Ketika salam, dia melanjutkan, membaca ayat ke-21 dari
Surat Yusuf sebanyak 360 kali, yang artinya: Dan Allah berkuasa terhadap
urusan-Nya, tetapi kebanyakan manusia tiada mengetahuinya.
"Kemudian ditambah dengan Jauharatul Kamal tiga kali dan ditutup dengan bacaan Surat Ash-Shaffat ayat 180-182," katanya.
Namun,
masih menurut H Umar, mengenai amalan-amalan tadi, mengutip KH Abdul
Kholik Mustaqim, pengasuh Pesantren Al-Wardiyah Tambakberas, Jombang,
para ulama yang menolak adanya bulan sial dan hari nahas Rebo Wekasan
itu, berpendapat tidak ada nash hadits khusus untuk akhir Rabu bulan
Shafar, yang ada hanya nash hadits dlaif yang menjelaskan, setiap hari
Rabu terakhir dari setiap bulan adalah hari nahas atau sial yang terus
menerus, dan hadits dlaif ini tidak bisa dibuat pijakan kepercayaan.
"Itu
dulu, kata Kiai Mustaqim begitu. Dan yang kedua, kata Kiai Mustaqim,
tidak ada anjuran ibadah khusus dari syarak. Ada anjuran dari sebagian
ulama tasawwuf, namun landasannya belum bisa dikategorikan hujjah secara
syari," kata dia mengutip kalimat Kiai Mustaqim.
"Ketiga, tidak
boleh, kecuali hanya sebatas Salat Hajat Lidafilbalaalmakhuf ( untuk
menolak balak yang dihawatirkan) atau Nafilah Mutlaqoh (salat sunah
mutlak) sebagaimana diperbolehkan oleh Syara, karena hikmahnya adalah
agar kita
bisa semakin mendekatkan diri kepada Allah Taala," kutipnya lagi.
H
Umar kembali mengutib pandangan kiai yang lain soal mitos Rebo Wekasan.
Kali ini dia mengutip pandangan Rais Syuriah PWNU Jawa Timur, KH
Miftakhul Akhyar tentang hadits kesialan terus menerus pada Rebo
Wekasan.
"Kiai Miftah pernah juga mengatakan, nahas yang dimaksud
Rebo Wekasan itu adalah bagi mereka yang meyakininya, bagi yang
mempercayainya, tetapi bagi orang-orang yang
beriman meyakini bahwa
setiap waktu, hari, bulan, tahun ada manfaat dan ada mafsadah, ada guna
dan ada madharatnya.
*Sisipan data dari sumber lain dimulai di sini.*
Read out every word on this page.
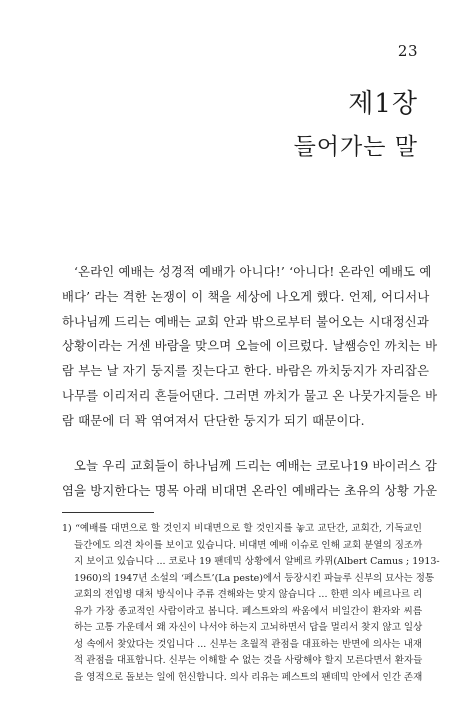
23
제1장
들어가는 말
‘온라인 예배는 성경적 예배가 아니다!’ ‘아니다! 온라인 예배도 예
배다’ 라는 격한 논쟁이 이 책을 세상에 나오게 했다. 언제, 어디서나
하나님께 드리는 예배는 교회 안과 밖으로부터 불어오는 시대정신과
상황이라는 거센 바람을 맞으며 오늘에 이르렀다. 날쌤승인 까치는 바
람 부는 날 자기 둥지를 짓는다고 한다. 바람은 까치둥지가 자리잡은
나무를 이리저리 흔들어댄다. 그러면 까치가 물고 온 나뭇가지들은 바
람 때문에 더 꽉 엮여져서 단단한 둥지가 되기 때문이다.
오늘 우리 교회들이 하나님께 드리는 예배는 코로나19 바이러스 감
염을 방지한다는 명목 아래 비대면 온라인 예배라는 초유의 상황 가운
1) “예배를 대면으로 할 것인지 비대면으로 할 것인지를 놓고 교단간, 교회간, 기독교인
들간에도 의견 차이를 보이고 있습니다. 비대면 예배 이슈로 인해 교회 분열의 징조까
지 보이고 있습니다 ... 코로나 19 팬데믹 상황에서 알베르 카뮈(Albert Camus ; 1913-
1960)의 1947년 소설의 ‘페스트’(La peste)에서 등장시킨 파늘루 신부의 묘사는 정통
교회의 전입병 대처 방식이나 주류 견해와는 맞지 않습니다 ... 한편 의사 베르나르 리
유가 가장 종교적인 사람이라고 봅니다. 페스트와의 싸움에서 비일간이 환자와 씨름
하는 고통 가운데서 왜 자신이 나서야 하는지 고뇌하면서 답을 멀리서 찾지 않고 일상
성 속에서 찾았다는 것입니다 ... 신부는 초월적 관점을 대표하는 반면에 의사는 내재
적 관점을 대표합니다. 신부는 이해할 수 없는 것을 사랑해야 할지 모른다면서 환자들
을 영적으로 돌보는 일에 헌신합니다. 의사 리유는 페스트의 팬데믹 안에서 인간 존재
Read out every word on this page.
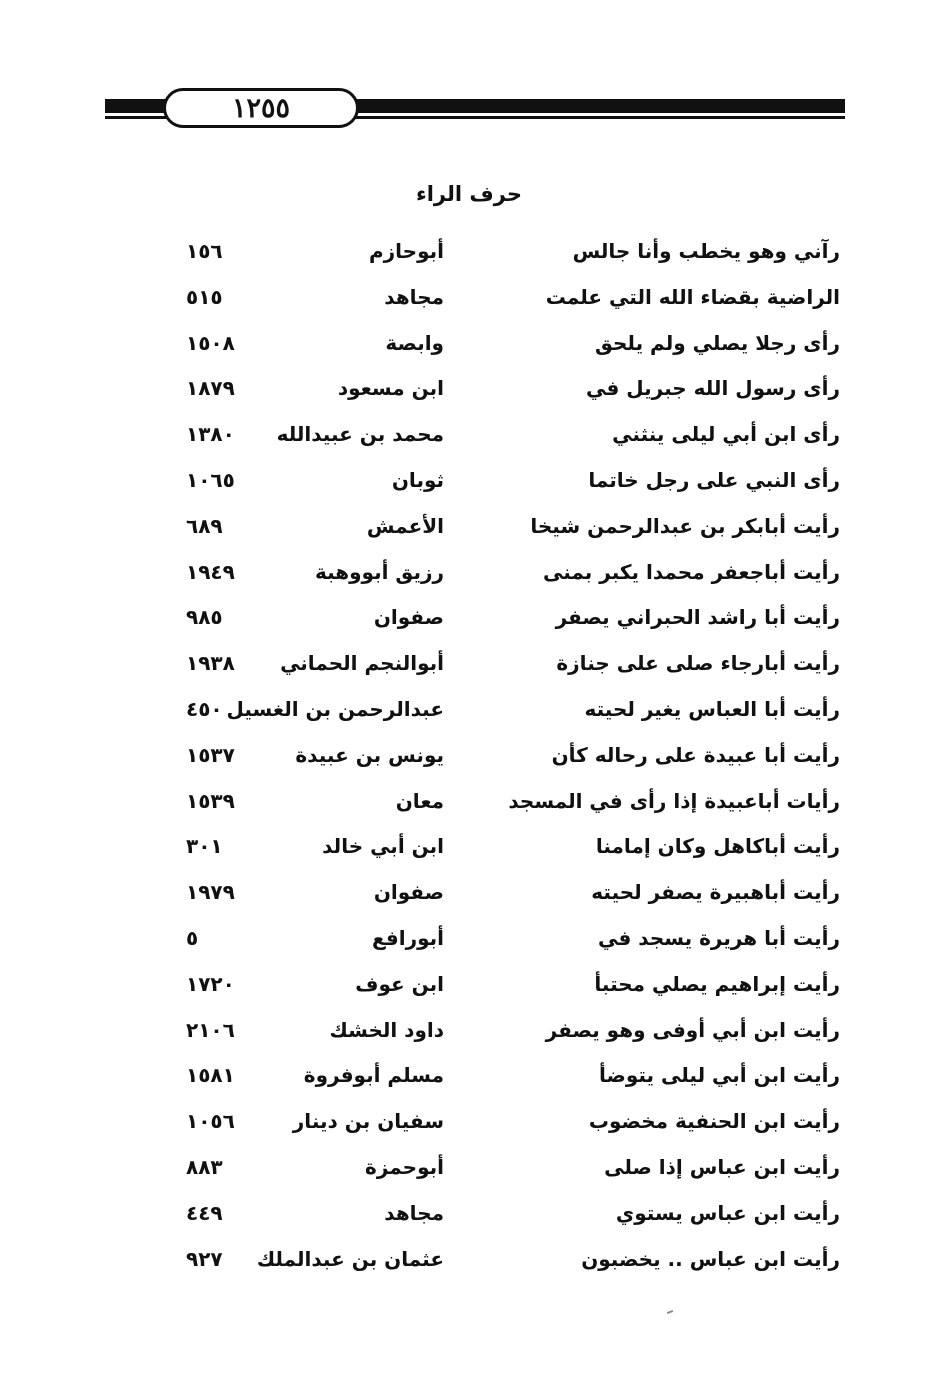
١٢٥٥
حرف الراء
رآني وهو يخطب وأنا جالس
أبوحازم
١٥٦
الراضية بقضاء الله التي علمت
مجاهد
٥١٥
رأى رجلا يصلي ولم يلحق
وابصة
١٥٠٨
رأى رسول الله جبريل في
ابن مسعود
١٨٧٩
رأى ابن أبي ليلى ينثني
محمد بن عبيدالله
١٣٨٠
رأى النبي على رجل خاتما
ثوبان
١٠٦٥
رأيت أبابكر بن عبدالرحمن شيخا
الأعمش
٦٨٩
رأيت أباجعفر محمدا يكبر بمنى
رزيق أبووهبة
١٩٤٩
رأيت أبا راشد الحبراني يصفر
صفوان
٩٨٥
رأيت أبارجاء صلى على جنازة
أبوالنجم الحماني
١٩٣٨
رأيت أبا العباس يغير لحيته
عبدالرحمن بن الغسيل
٤٥٠
رأيت أبا عبيدة على رحاله كأن
يونس بن عبيدة
١٥٣٧
رأيات أباعبيدة إذا رأى في المسجد
معان
١٥٣٩
رأيت أباكاهل وكان إمامنا
ابن أبي خالد
٣٠١
رأيت أباهبيرة يصفر لحيته
صفوان
١٩٧٩
رأيت أبا هريرة يسجد في
أبورافع
٥
رأيت إبراهيم يصلي محتبأ
ابن عوف
١٧٢٠
رأيت ابن أبي أوفى وهو يصفر
داود الخشك
٢١٠٦
رأيت ابن أبي ليلى يتوضأ
مسلم أبوفروة
١٥٨١
رأيت ابن الحنفية مخضوب
سفيان بن دينار
١٠٥٦
رأيت ابن عباس إذا صلى
أبوحمزة
٨٨٣
رأيت ابن عباس يستوي
مجاهد
٤٤٩
رأيت ابن عباس .. يخضبون
عثمان بن عبدالملك
٩٢٧
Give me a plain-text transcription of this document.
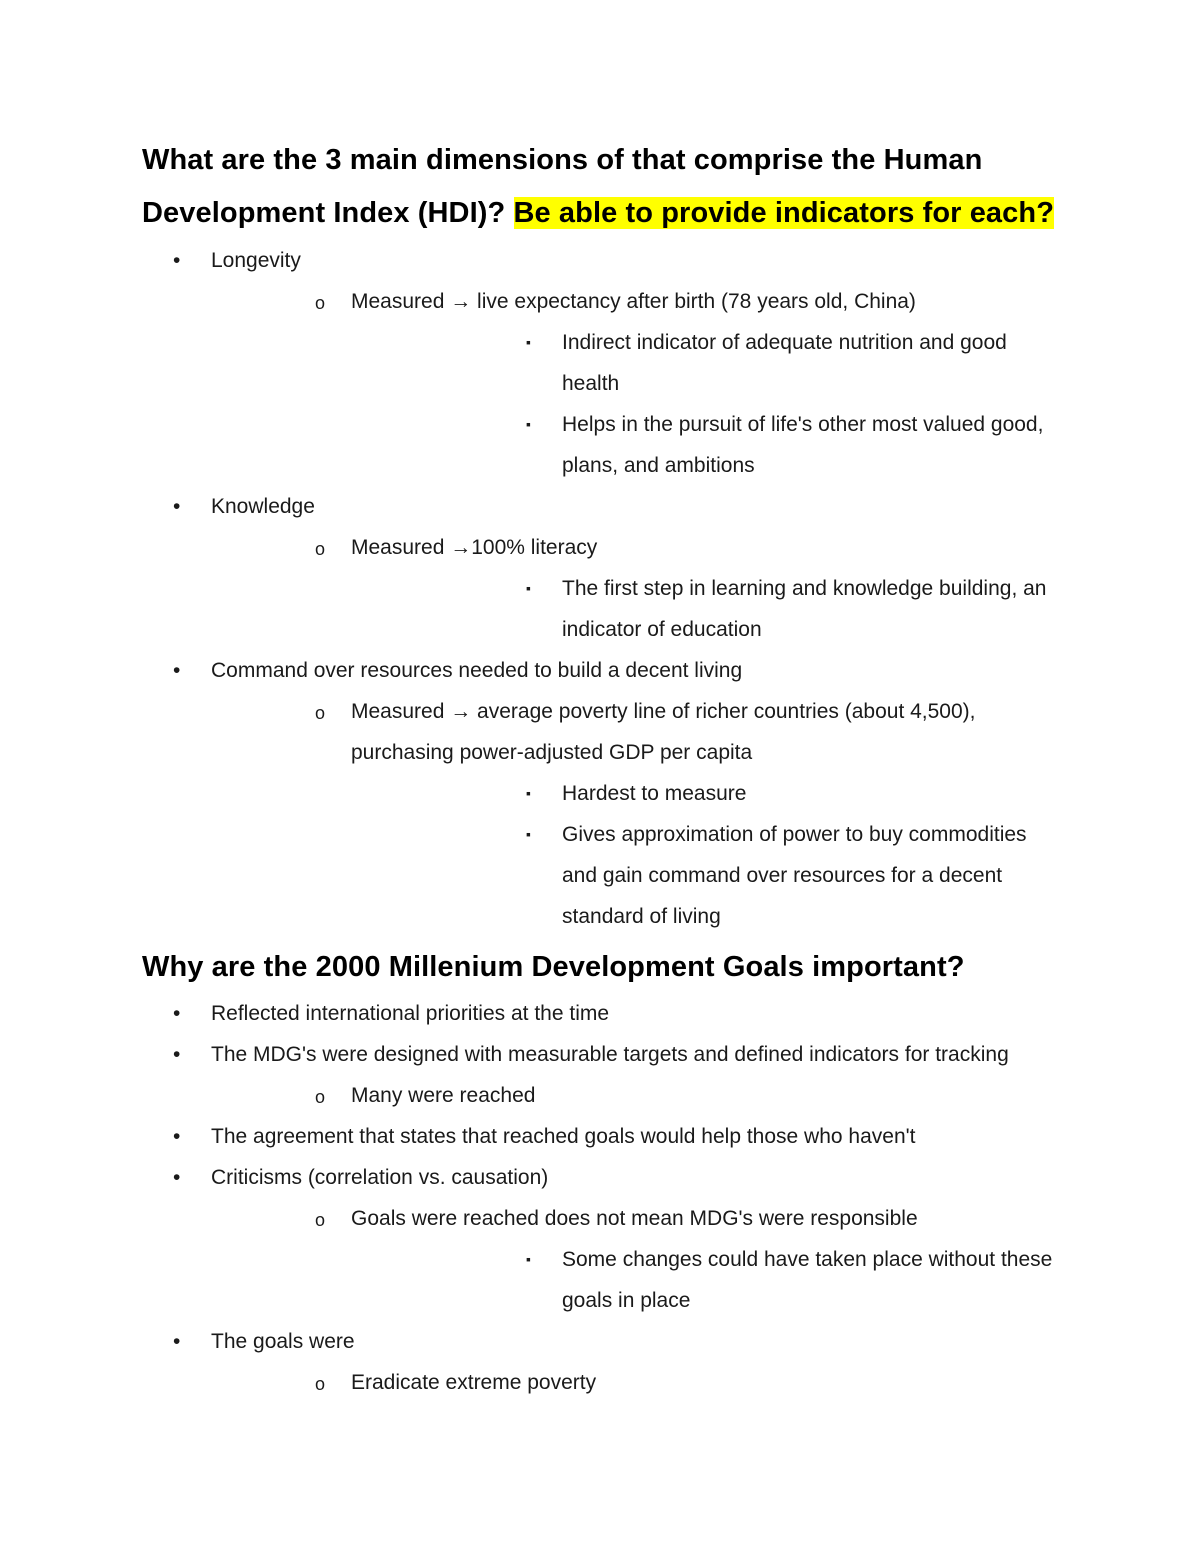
What are the 3 main dimensions of that comprise the Human Development Index (HDI)? Be able to provide indicators for each?
• Longevity
o Measured → live expectancy after birth (78 years old, China)
▪ Indirect indicator of adequate nutrition and good health
▪ Helps in the pursuit of life's other most valued good, plans, and ambitions
• Knowledge
o Measured →100% literacy
▪ The first step in learning and knowledge building, an indicator of education
• Command over resources needed to build a decent living
o Measured → average poverty line of richer countries (about 4,500), purchasing power-adjusted GDP per capita
▪ Hardest to measure
▪ Gives approximation of power to buy commodities and gain command over resources for a decent standard of living
Why are the 2000 Millenium Development Goals important?
• Reflected international priorities at the time
• The MDG's were designed with measurable targets and defined indicators for tracking
o Many were reached
• The agreement that states that reached goals would help those who haven't
• Criticisms (correlation vs. causation)
o Goals were reached does not mean MDG's were responsible
▪ Some changes could have taken place without these goals in place
• The goals were
o Eradicate extreme poverty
Hari bisa bermanfaat bagi seseorang, tetapi juga
bisa nahas bagi orang lain," kutibnya pada wejangan Kiai Miftah.
Artinya,
hadits yang dimaksud Kiai Miftah dalam kalimat yang dikutip H Umar itu,
menyarankan agar jangan tidak menganggap itu semua sebagai suatu
pedoman, setiap Rabu akhir bulan adalah hari nahas yang harus kita
hindari.
"Karena ternyata pada hari itu, ada juga yang beruntung,
ada juga yang buntung. Tinggal kita berikhtiar meyakini, semua itu
adalah anugerah Allah. Dan kita kembalikan lagi semua persoalan kepada
yang goib, yaitu Allah," kata dia memberi wejangan.
Meski begitu,
karena aura mitos Rebo Wekasan ini sangat kuat bagi sebagain masyarakat
Jawa dan sebagian umat muslim, H Umar memprediksi, pada malam Tahun
Baru 2014 lusa, akan banyak orang-orang menjalani ritual keagamaan
daripada berhura-hura.
"Kemungkinan tetap, mayoritas anak muda
yang kurang paham bahkan mungkin meninggalkan mitos Rebo Wekasan saja
yang akan meramaikan malam Tahun Baru dengan hura-hura. Sebab mereka
hidup di zaman modern. Sedangkan kaum tua, atau golongan masyarakat yang
menyakini Rebo Wekasan adalah hari kesialan, akan melakukan ritual,
sebagian lagi ada yang berpuasa tiga hari, dimulai hari Senin besok
sampai Rabu," pungkas dia memprediksi.